[blindlaw] Batch Recognition of OCR

Aser Tolentino agtolentino at gmail.com
Sun Sep 3 21:35:43 UTC 2017


The process works the same for PDFs as it does for images. Put the PDFs you
want to OCR in a folder, highlight that folder and bring up the context menu
and select "Recognize Images with Kurzweil." If you want more control,
select the "Recognize Images with Kurzweil Interactively," option to set
what kind of file it produces. Mine defaults to RTF.
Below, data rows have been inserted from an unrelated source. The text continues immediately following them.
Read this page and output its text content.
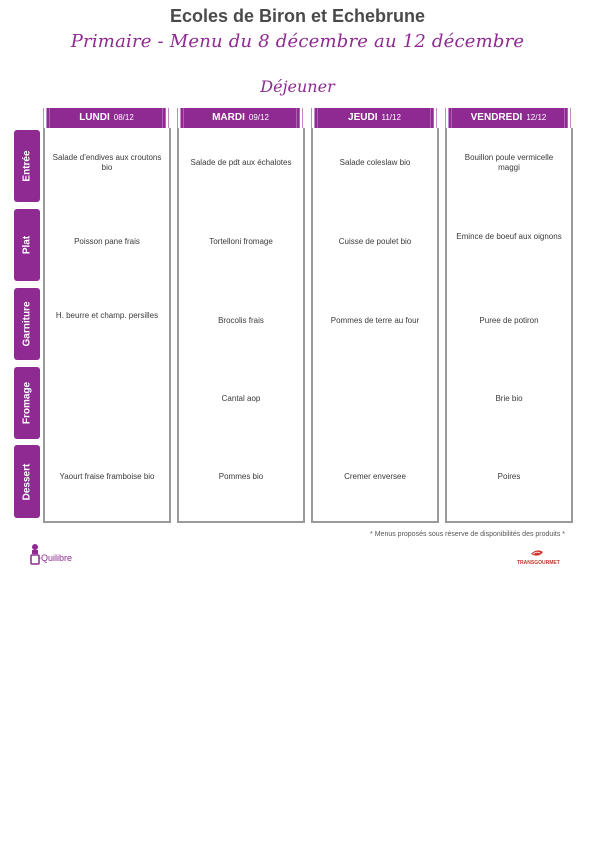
Ecoles de Biron et Echebrune
Primaire - Menu du 8 décembre au 12 décembre
Déjeuner
Entrée
Plat
Garniture
Fromage
Dessert
LUNDI 08/12
Salade d'endives aux croutons bio
Poisson pane frais
H. beurre et champ. persilles
Yaourt fraise framboise bio
MARDI 09/12
Salade de pdt aux échalotes
Tortelloni fromage
Brocolis frais
Cantal aop
Pommes bio
JEUDI 11/12
Salade coleslaw bio
Cuisse de poulet bio
Pommes de terre au four
Cremer enversee
VENDREDI 12/12
Bouillon poule vermicelle maggi
Emince de boeuf aux oignons
Puree de potiron
Brie bio
Poires
* Menus proposés sous réserve de disponibilités des produits *
-Quilibre	TRANSGOURMET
-----Original Message-----
From: BlindLaw [mailto:blindlaw-bounces at nfbnet.org] On Behalf Of
sy.hoekstra--- via BlindLaw
Sent: Sunday, September 3, 2017 12:52 PM
To: 'Blind Law Mailing List' <blindlaw at nfbnet.org>
Cc: sy.hoekstra at gmail.com
Subject: Re: [blindlaw] Batch Recognition of OCR

Yeah, sorry, this is also what I would like to know.  I read batch scanning
before and thought we were talking about batch OCR conversion. It would seem
like batch OCR conversion was doable with current tech.  I just don't know
how.

-----Original Message-----
From: BlindLaw [mailto:blindlaw-bounces at nfbnet.org] On Behalf Of Gerard
Sadlier via BlindLaw
Sent: Sunday, September 3, 2017 1:53 AM
To: Blind Law Mailing List <blindlaw at nfbnet.org>
Cc: Gerard Sadlier <gerard.sadlier at gmail.com>
Subject: Re: [blindlaw] Batch Recognition of OCR

Hi all

I'd like to set up Omnipage so that I could:
1. Paste say 100 pdfs into a folder;
2. Go away to allow Omnipage to process the documents; and 3. Return to find
the 100 pdfs each processed into a text file or word document etc.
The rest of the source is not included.